Bob Hance, CEO of Midwest Energy Cooperative, testified before the House Agriculture Subcommittee on Livestock, Rural Development and Credit on July 29 in Washington, D.C., about the Co-op’s efforts to bring high speed internet service to rural areas. His testimony is intended to open up funding and policy change for broadband solutions.

Midwest Energy has been a strong electric co-op voice and leader in advocating for rural broadband for the past several years. “Midwest Energy Cooperative and Mr. Hance are carrying the torch on behalf of electric co-ops interested in rural broadband from throughout the country,” said Craig Borr, CEO of the Michigan Electric Cooperative Association.

In his testimony, Hance recalled how electric co-ops were formed to bring electricity to the countryside because larger investor-owned utilities were unwilling to provide it. “Today, Midwest Energy and other rural electric co-ops are again answering the call to develop the next transformative utility – robust broadband – in rural America,” he said. “I am proud to discuss with you Midwest Energy’s rural broadband initiative, offered through our telecommunications subsidiary, Midwest Connections.”

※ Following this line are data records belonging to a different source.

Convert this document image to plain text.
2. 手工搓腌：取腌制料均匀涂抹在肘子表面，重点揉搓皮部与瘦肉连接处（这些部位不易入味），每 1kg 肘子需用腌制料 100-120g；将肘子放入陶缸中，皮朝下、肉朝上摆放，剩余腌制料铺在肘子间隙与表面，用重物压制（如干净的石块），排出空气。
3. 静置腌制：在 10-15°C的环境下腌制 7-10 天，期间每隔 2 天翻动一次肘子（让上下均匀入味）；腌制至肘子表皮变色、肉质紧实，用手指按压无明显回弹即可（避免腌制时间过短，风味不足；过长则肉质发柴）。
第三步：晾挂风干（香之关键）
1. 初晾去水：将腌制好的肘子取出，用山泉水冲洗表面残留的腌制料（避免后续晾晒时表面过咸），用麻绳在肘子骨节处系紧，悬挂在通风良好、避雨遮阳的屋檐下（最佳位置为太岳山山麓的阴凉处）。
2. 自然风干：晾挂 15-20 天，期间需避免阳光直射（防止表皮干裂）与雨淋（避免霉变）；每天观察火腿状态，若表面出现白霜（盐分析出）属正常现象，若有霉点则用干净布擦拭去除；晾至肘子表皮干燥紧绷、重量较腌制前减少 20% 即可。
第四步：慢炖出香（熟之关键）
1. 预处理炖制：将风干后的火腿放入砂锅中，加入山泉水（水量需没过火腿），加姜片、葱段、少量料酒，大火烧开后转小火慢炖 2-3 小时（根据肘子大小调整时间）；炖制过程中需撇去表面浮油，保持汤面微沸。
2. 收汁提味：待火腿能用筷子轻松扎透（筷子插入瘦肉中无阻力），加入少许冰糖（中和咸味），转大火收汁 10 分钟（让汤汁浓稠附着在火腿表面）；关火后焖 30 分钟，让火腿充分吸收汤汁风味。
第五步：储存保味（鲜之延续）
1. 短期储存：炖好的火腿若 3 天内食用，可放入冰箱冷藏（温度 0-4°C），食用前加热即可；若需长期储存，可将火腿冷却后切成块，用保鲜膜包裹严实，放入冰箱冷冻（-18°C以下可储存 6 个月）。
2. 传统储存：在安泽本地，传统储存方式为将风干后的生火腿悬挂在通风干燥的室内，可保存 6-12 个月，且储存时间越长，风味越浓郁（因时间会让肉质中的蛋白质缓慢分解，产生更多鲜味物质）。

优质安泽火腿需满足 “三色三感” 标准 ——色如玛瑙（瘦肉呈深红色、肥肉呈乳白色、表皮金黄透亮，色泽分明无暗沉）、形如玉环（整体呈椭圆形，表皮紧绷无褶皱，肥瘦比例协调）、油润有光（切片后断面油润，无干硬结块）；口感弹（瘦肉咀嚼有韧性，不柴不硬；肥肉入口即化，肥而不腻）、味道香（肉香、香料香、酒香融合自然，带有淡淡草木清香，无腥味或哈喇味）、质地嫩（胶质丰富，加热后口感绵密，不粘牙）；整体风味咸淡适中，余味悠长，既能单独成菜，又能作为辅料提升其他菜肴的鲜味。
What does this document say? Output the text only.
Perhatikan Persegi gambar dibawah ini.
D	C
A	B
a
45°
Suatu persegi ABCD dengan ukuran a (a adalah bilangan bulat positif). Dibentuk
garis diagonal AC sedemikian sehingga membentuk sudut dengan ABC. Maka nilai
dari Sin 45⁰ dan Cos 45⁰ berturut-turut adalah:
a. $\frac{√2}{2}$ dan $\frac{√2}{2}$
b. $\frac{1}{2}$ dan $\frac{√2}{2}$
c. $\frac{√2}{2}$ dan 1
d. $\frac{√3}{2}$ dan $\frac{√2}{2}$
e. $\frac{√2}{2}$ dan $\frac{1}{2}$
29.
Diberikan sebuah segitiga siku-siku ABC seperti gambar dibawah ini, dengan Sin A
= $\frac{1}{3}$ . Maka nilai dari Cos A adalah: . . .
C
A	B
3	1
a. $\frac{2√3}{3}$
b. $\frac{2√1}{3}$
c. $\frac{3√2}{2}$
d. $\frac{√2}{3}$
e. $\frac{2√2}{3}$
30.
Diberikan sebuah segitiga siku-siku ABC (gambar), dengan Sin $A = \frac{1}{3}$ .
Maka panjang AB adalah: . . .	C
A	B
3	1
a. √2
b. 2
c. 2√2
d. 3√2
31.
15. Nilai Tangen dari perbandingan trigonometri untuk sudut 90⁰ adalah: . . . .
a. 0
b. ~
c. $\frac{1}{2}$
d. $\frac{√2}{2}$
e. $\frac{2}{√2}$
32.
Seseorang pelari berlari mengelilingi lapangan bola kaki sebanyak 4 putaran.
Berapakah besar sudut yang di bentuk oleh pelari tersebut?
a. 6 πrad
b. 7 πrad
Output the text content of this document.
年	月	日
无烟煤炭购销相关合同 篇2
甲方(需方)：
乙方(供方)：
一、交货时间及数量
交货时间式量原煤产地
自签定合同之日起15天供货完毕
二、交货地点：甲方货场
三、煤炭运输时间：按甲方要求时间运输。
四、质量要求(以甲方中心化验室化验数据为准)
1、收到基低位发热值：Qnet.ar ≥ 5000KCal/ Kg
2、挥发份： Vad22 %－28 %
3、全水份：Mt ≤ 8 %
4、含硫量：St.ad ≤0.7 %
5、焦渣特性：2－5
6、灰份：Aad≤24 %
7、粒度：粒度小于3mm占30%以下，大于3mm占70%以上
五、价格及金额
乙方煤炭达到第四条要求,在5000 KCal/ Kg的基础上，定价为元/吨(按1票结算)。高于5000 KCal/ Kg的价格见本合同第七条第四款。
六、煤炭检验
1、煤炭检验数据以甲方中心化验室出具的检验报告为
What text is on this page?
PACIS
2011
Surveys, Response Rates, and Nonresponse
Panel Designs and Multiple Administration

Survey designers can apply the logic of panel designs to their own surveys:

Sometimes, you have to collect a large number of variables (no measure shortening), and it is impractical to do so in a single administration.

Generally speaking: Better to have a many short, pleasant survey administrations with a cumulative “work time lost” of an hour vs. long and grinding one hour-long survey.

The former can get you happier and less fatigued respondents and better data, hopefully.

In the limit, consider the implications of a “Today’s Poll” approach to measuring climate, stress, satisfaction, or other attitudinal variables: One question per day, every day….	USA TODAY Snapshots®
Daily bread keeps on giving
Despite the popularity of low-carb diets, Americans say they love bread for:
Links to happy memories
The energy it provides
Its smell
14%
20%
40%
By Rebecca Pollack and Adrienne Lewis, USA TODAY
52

Midwest Connections started and recently launched a fiber optic network over its lines that now provides over 60 residential members with high speed internet access, with nearly 200 others awaiting their turn.

A recent National Telecommunications and Information Administration (NTIA) study shows only 23 percent of rural residents have wireline broadband at a speed of 50 Mbps, compared to 98 percent of urban residents. The National Broadband Map and anecdotal evidence from Midwest members, Hance said, suggests that in their service area, 50 Mbps is even less available.

“Significant gaps in the availability of broadband in rural America strand our members on the wrong side of the digital divide,” Hance explained. “Without robust access to broadband, these Americans cannot take advantage of the educational opportunities or employment prospects that most Americans now take for granted.”